The frame-dragging has already been measured indirectly by looking at the flickers of X-ray sources caused by frame-dragging-induced precession of the accretion discs around black holes, and most of the theories that suggest relativity is wrong would suggest that any oddities would be more pronounced in the huge gravitomagnetic fields near black holes than in the tiny fields near a mass as small, as non-dense and as slowly rotating as Earth.
Boss, I was late to work this morning because of frame dragging. I would have been here earlier if spacetime hadn't been warped and then twisted by my car.
Peter
Downsize DC Today!
Warp drives are so 1960's you need either slipstream or even better.
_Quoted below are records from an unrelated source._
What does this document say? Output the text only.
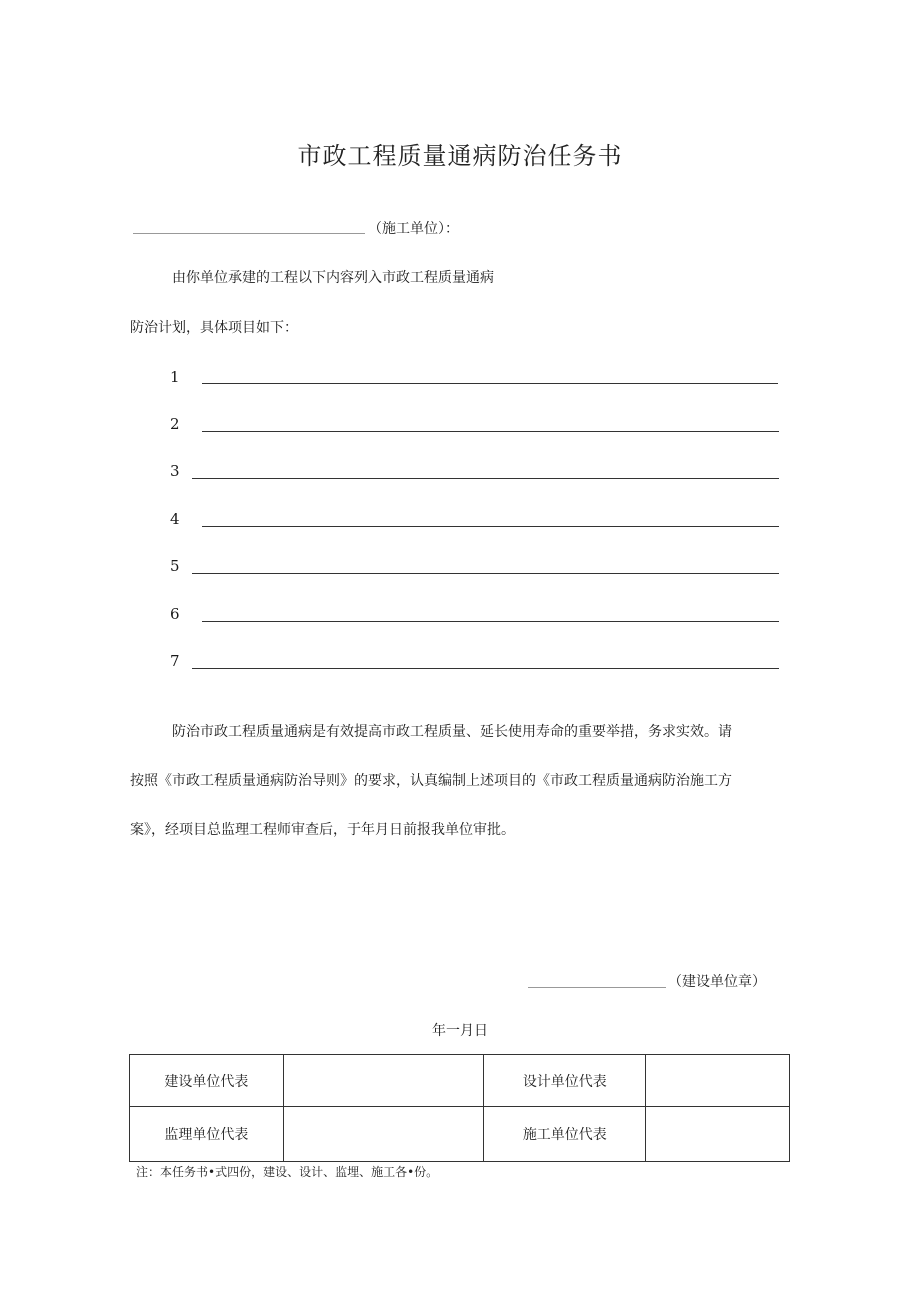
市政工程质量通病防治任务书
（施工单位）：
由你单位承建的工程以下内容列入市政工程质量通病
防治计划，具体项目如下：
1
2
3
4
5
6
7
防治市政工程质量通病是有效提高市政工程质量、延长使用寿命的重要举措，务求实效。请
按照《市政工程质量通病防治导则》的要求，认真编制上述项目的《市政工程质量通病防治施工方
案》，经项目总监理工程师审查后，于年月日前报我单位审批。
（建设单位章）
年一月日
建设单位代表		设计单位代表	
监理单位代表		施工单位代表	
注：本任务书•式四份，建设、设计、监埋、施工各•份。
An oscillation overdrive. That would be exactly what you need.
Now to find that rock and roll physicist that has the prototype.
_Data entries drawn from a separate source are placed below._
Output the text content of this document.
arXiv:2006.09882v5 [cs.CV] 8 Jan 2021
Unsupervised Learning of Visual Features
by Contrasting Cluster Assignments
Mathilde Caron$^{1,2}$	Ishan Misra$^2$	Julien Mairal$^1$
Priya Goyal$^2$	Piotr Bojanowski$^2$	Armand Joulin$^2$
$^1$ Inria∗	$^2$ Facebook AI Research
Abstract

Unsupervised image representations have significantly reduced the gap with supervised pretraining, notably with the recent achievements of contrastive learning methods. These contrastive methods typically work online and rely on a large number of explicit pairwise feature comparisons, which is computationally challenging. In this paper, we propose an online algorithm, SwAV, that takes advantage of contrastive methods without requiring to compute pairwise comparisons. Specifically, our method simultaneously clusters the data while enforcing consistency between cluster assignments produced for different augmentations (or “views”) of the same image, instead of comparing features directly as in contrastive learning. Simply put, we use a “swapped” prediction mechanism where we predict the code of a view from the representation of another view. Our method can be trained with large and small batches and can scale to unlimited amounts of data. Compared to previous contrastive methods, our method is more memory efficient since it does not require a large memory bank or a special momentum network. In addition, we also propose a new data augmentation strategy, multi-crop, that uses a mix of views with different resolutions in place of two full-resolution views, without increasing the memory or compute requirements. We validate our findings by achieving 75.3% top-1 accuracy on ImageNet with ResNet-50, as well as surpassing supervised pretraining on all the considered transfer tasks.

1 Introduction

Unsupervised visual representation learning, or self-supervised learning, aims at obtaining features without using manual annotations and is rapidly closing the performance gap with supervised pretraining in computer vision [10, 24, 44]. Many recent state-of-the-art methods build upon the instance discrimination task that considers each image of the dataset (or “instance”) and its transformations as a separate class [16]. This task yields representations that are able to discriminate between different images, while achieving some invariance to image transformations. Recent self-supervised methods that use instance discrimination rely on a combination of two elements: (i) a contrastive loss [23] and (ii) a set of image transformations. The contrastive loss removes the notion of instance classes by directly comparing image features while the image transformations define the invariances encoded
Do not look at laser with remaining good eye.
Bingo !
I was going to post this myself. The goal was to measure frame dragging. The geodetic effect has been measured before (LLR and binary pulsars),
and is not nearly as interesting (i.e., its hard
to see why you wouldn't have it). It's the frame dragging that motivated the decades of effort and expenditure.
If they can't do frame dragging, the experiment will be deemed a failure.
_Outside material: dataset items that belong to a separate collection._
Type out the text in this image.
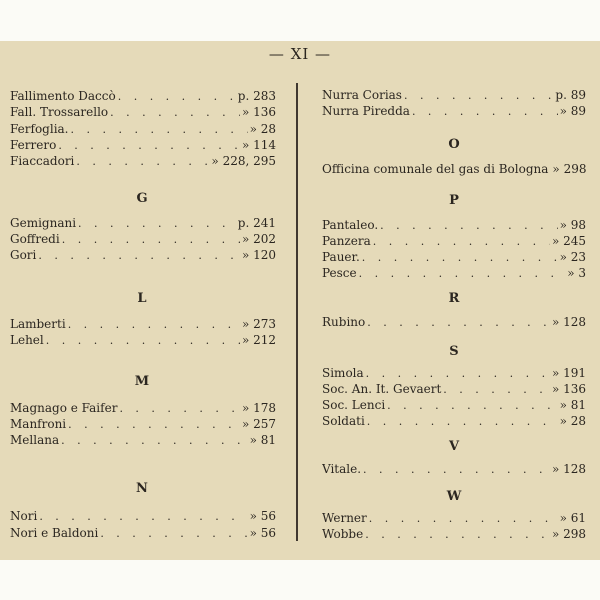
— XI —
Fallimento Daccò . . .	p. 283
Fall. Trossarello . . .	» 136
Ferfoglia. . . .	» 28
Ferrero . . .	» 114
Fiaccadori . . .	» 228, 295
G
Gemignani . . .	p. 241
Goffredi . . .	» 202
Gori . . .	» 120
L
Lamberti . . .	» 273
Lehel . . .	» 212
M
Magnago e Faifer . . .	» 178
Manfroni . . .	» 257
Mellana . . .	» 81
N
Nori . . .	» 56
Nori e Baldoni . . .	» 56
Nurra Corias . . .	p. 89
Nurra Piredda . . .	» 89
O
Officina comunale del gas di Bologna » 298
P
Pantaleo. . . .	» 98
Panzera . . .	» 245
Pauer. . . .	» 23
Pesce . . .	» 3
R
Rubino . . .	» 128
S
Simola . . .	» 191
Soc. An. It. Gevaert . . .	» 136
Soc. Lenci . . .	» 81
Soldati . . .	» 28
V
Vitale. . . .	» 128
W
Werner . . .	» 61
Wobbe . . .	» 298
naw, a Bergenholm is what you need
No! We fold space! Or better yet: we actually build the improbability drive! ... and put the engine to Ludicris speed! ??!?!?
Ptolemy said the planets circled the Earth in epicycles, and mathematically "proved" it to the accuracy of available instruments. This was good enough for about a 1000 years. Together, Newton and Galileo proved heliocentricity, but calculated ellipitical orbits, also wrong, and also within the accuracy of available instruments. Brahe and others eventually measured things so precisely that they were able to find that Newton had an error, but they didn't understand it. Later, someone (I forget who) was able to measure the orbit of Jupiter's (known) moons and show that the speed of light caused an apparent lag in their orbital motions. But planetary orbits still didn't obey Newton precisely.
The world had to wait for Einstein to get an explanation - space/time curvature, etc, predicted the variance from Newton's calculations.
Somewhere in all of this, British scientists predicted the existence of Australia by the wobble it causes in Earth's spin.
Failure of real world measurements to match theoretical predictions can lead to greater discoveries. Sometimes the failure is more significant than success would be.
Pavlov wouldn't be so famous if he'd used a can opener instead of a bell.
http://en.wikipedia.org/wiki/Zeno's_paradox
Pavlov wouldn't be so famous if he'd used a can opener instead of a bell.
1) your sig has a very lame typo 2) take comfort in the 1%.
First we had the deistic theory of physics - things fall because they fall, big guys hit harder because they're big, and so on.
Then we moved up to Newtonian physics.
Then Einsteinian.
Who's next? Bohr? Someone I've never heard of? Who knows, but it's an interesting question.
"You're right," Fisheye says. "I should have set it on 'whip' or 'chop.'"
>Who moded this person a troll, without posting a response?
You can't mod and post. One or the other, but not both.
Some mornings it's hardly worth chewing through the restraints to get out of bed.